Jan 13, 2010

A bit about the evolution of PA announcing in sports

The Toronto Argonauts of the CFL hired a new PA Announcer last year. The Toronto Star had a short article that touched a bit on how the job of stadium/arena PA announcer has evolved:

When the Argos began their search for a new announcer, Nathan Downer was at the top of their shortlist. The professionally trained voice that can go from deep and authoritative to booming and excited? Check. Toronto sports (and especially Argo-centric) background? He counts the team's 1982 return to the Grey Cup as a cherished sporting memory. Add experience as sports director for the Flow 93.5, and his present position, and there's some recognition factor there.

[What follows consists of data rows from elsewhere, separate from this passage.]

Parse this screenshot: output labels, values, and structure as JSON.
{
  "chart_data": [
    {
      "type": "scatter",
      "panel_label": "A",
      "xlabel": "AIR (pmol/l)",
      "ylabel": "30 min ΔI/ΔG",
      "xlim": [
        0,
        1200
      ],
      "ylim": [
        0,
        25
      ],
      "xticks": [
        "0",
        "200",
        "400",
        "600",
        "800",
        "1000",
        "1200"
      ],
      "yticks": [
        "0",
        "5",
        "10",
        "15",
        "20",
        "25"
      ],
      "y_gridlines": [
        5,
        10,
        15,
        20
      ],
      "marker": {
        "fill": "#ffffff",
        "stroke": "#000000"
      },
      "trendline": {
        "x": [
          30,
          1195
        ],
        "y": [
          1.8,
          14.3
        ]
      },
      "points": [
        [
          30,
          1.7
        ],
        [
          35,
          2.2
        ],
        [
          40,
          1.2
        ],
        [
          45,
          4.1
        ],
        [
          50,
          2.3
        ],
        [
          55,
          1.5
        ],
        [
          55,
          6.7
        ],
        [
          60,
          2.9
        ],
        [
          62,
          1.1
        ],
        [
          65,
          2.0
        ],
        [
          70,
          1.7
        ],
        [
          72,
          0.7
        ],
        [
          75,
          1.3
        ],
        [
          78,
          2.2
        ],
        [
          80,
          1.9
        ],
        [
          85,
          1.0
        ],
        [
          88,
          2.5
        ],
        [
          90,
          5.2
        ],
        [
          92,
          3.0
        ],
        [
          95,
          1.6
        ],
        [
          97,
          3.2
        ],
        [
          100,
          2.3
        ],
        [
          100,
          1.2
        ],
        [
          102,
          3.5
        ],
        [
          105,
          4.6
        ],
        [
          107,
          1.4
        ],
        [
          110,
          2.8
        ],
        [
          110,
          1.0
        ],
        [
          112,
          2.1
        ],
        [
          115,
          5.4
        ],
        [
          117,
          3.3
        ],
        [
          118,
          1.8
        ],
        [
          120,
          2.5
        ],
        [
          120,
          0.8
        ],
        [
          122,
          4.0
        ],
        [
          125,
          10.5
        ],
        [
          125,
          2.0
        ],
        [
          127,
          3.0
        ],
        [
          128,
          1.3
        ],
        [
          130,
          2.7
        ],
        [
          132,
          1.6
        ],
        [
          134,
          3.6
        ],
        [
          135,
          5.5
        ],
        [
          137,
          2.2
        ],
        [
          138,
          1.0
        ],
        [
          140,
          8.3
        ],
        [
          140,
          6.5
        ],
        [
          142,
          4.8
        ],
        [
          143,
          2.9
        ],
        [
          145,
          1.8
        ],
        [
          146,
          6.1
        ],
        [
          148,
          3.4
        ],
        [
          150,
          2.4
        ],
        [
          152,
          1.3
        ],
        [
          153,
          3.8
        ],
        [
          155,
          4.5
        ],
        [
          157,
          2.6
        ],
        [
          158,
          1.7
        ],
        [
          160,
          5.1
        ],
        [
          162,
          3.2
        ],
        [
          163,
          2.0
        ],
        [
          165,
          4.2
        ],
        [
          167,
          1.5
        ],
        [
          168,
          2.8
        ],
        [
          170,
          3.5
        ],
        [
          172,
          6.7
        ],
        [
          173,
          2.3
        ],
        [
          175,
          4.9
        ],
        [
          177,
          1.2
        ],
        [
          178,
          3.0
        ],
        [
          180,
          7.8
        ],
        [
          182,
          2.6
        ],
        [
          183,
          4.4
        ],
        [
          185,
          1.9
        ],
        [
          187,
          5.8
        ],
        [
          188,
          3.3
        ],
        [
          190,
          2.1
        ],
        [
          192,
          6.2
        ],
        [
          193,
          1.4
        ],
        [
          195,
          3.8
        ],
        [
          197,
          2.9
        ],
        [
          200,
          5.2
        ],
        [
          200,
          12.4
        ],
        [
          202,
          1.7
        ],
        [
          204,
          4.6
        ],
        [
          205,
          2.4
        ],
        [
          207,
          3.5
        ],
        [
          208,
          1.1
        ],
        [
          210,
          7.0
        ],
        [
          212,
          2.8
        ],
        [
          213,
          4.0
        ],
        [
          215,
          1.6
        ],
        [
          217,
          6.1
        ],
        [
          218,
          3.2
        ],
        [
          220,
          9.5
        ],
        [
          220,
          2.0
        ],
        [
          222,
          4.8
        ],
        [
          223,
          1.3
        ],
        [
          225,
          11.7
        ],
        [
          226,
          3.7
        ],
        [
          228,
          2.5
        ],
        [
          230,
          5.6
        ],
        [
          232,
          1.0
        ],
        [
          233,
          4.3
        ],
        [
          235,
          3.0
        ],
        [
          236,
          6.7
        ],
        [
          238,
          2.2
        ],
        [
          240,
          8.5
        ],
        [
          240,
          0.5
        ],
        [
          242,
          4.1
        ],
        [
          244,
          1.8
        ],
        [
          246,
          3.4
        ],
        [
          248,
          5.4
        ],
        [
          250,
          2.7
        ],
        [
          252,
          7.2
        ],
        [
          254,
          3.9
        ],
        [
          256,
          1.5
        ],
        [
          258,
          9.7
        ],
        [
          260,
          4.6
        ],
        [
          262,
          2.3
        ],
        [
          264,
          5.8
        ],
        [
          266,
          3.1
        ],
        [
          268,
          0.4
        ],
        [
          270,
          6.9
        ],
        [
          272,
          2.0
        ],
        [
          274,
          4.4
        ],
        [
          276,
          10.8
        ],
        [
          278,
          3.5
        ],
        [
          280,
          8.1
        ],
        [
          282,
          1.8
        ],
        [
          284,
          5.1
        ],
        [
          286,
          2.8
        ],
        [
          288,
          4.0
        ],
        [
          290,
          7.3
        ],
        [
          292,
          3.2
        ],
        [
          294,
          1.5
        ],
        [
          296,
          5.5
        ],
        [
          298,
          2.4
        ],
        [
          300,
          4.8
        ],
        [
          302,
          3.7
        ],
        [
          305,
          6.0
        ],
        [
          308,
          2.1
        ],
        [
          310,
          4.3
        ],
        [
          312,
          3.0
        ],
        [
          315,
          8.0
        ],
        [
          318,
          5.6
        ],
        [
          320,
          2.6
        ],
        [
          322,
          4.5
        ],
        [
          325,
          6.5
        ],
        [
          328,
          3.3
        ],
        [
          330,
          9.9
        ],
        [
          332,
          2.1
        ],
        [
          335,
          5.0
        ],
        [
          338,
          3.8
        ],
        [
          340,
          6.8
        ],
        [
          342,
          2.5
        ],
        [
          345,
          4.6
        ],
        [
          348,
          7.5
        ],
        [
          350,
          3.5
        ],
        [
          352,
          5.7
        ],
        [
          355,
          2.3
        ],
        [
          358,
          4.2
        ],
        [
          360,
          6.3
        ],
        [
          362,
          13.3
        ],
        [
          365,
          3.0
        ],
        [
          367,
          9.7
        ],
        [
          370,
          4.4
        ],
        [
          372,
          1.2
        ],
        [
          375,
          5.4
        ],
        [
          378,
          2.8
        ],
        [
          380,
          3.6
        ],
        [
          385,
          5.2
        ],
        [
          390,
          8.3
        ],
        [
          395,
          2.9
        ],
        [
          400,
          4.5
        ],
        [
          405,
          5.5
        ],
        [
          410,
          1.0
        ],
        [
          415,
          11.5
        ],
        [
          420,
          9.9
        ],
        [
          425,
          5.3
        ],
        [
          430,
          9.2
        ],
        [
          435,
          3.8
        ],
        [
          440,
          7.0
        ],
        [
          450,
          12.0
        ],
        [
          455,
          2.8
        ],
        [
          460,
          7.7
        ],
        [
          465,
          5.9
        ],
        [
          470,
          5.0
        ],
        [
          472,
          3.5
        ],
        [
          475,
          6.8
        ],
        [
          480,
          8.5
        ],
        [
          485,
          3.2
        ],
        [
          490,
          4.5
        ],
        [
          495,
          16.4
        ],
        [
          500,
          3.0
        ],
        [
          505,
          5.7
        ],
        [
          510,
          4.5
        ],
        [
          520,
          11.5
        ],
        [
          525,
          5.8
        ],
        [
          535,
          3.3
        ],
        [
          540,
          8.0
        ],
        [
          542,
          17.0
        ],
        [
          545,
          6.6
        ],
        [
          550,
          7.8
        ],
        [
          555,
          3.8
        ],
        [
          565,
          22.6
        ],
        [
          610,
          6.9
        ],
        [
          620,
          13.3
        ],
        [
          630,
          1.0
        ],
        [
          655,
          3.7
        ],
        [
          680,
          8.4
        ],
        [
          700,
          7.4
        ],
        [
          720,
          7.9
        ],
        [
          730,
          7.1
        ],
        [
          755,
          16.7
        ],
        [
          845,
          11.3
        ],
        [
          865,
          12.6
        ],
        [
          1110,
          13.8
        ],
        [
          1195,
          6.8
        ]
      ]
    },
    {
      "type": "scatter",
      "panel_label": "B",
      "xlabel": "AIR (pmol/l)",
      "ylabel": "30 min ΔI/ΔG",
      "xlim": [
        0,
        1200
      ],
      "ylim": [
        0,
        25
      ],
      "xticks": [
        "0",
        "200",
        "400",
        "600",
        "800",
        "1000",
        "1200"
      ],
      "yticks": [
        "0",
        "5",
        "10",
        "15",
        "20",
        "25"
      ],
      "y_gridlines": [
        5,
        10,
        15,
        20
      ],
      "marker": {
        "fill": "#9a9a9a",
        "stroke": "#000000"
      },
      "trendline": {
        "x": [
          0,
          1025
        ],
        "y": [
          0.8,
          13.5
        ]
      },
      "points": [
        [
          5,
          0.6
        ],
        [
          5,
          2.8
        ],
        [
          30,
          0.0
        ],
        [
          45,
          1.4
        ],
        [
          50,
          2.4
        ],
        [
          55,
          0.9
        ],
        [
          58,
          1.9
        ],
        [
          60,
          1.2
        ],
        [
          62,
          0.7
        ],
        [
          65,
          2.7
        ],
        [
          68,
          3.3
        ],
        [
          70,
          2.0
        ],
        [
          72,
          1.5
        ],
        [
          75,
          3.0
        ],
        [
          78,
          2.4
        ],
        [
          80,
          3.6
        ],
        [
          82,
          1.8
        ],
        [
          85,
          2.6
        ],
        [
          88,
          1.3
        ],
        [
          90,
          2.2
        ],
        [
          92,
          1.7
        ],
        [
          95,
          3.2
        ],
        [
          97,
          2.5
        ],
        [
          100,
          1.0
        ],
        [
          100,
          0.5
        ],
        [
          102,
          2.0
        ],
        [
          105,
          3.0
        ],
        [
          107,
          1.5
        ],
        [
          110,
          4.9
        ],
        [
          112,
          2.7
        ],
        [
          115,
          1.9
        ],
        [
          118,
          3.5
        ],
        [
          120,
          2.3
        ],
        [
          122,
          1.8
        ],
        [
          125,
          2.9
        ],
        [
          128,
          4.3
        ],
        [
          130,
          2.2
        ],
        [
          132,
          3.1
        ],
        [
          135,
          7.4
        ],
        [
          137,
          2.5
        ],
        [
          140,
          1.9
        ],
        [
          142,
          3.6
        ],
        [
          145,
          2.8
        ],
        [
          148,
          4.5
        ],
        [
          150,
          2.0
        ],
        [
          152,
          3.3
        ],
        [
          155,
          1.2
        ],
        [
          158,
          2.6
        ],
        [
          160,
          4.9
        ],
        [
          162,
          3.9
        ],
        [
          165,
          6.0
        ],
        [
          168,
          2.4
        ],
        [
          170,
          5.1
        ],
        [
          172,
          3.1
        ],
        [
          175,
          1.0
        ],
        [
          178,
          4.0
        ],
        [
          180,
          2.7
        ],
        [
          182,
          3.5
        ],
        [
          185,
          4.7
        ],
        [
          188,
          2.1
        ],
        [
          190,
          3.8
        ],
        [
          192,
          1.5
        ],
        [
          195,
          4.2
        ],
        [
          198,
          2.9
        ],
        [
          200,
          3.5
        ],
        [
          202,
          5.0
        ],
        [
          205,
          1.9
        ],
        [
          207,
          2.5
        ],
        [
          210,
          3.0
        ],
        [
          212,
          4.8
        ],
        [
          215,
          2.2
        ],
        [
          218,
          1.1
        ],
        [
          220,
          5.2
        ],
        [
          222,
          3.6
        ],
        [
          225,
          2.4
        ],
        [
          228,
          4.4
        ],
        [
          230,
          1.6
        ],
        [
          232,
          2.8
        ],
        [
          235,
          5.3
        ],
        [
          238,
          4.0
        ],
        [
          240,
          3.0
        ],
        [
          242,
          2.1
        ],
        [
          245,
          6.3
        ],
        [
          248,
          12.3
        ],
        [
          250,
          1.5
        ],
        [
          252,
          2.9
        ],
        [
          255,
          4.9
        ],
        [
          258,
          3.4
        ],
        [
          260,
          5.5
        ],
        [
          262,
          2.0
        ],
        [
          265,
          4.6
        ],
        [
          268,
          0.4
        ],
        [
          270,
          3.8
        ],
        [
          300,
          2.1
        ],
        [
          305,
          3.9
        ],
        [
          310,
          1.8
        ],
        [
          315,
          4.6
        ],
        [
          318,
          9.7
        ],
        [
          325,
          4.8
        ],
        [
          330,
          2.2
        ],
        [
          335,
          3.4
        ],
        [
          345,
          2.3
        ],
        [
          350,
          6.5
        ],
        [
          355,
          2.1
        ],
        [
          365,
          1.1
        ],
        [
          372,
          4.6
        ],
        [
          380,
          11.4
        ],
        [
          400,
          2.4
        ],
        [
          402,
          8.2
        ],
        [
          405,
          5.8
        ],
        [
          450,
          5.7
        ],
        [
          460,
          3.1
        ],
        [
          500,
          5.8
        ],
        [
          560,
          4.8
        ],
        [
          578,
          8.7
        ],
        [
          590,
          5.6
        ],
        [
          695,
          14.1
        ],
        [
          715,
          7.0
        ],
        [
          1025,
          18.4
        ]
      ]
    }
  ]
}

That, and, of course, a personal style, deepens the longer Downer, or anyone for that matter, stays in these kind of positions. Andy Frost, who replaced the legendary Paul Morris as the Leafs' house voice a decade ago, can't open his mouth without the potential for one of those "Hey, aren't you...?" moments.

"It happens constantly – I'm in a store and I say something and people recognize the voice," said Frost, who was among upwards of 100 (some say as many as 300) to be considered to fill Morris's estimable vocal cords. "Sometimes it's, `Hey Andy, call a Sundin goal for us!' That's usually young kids."

There's more to it than uttering "last minute of play in the period." Accompanying Downer on his dress rehearsal night – a pre-season game – was a huge file of sponsors' announcements, timing notes and lineups. A spotter sits at his side, because, as he says, "you're going through this page by page – then you look up and there's the game going on. You can't lose track of that."

For the generation around when the Leafs last won the Stanley Cup, Morris's deadpan delivery was the gold standard. In a pro sports environment where glitzy packaging and "Make Some Noise" messages on the Jumbotron are the norm, the Morris model is emulated nowadays in fewer and fewer spots.

"A lot of teams are looking for people to be a little bit more of a cheerleader in some ways – guys like John Mason in Detroit (with the Pistons)," said Jon Cudo of gameops.com. "It's part of the NBA's entertainment model going back to the late 1980s and early 1990s, which other sports have picked up on."


It is not quite anything-goes, though. This remains very much a boys' club, the San Francisco Giants' Renel Brooks-Moon the only woman working as a PA announcer in big-time North American sports.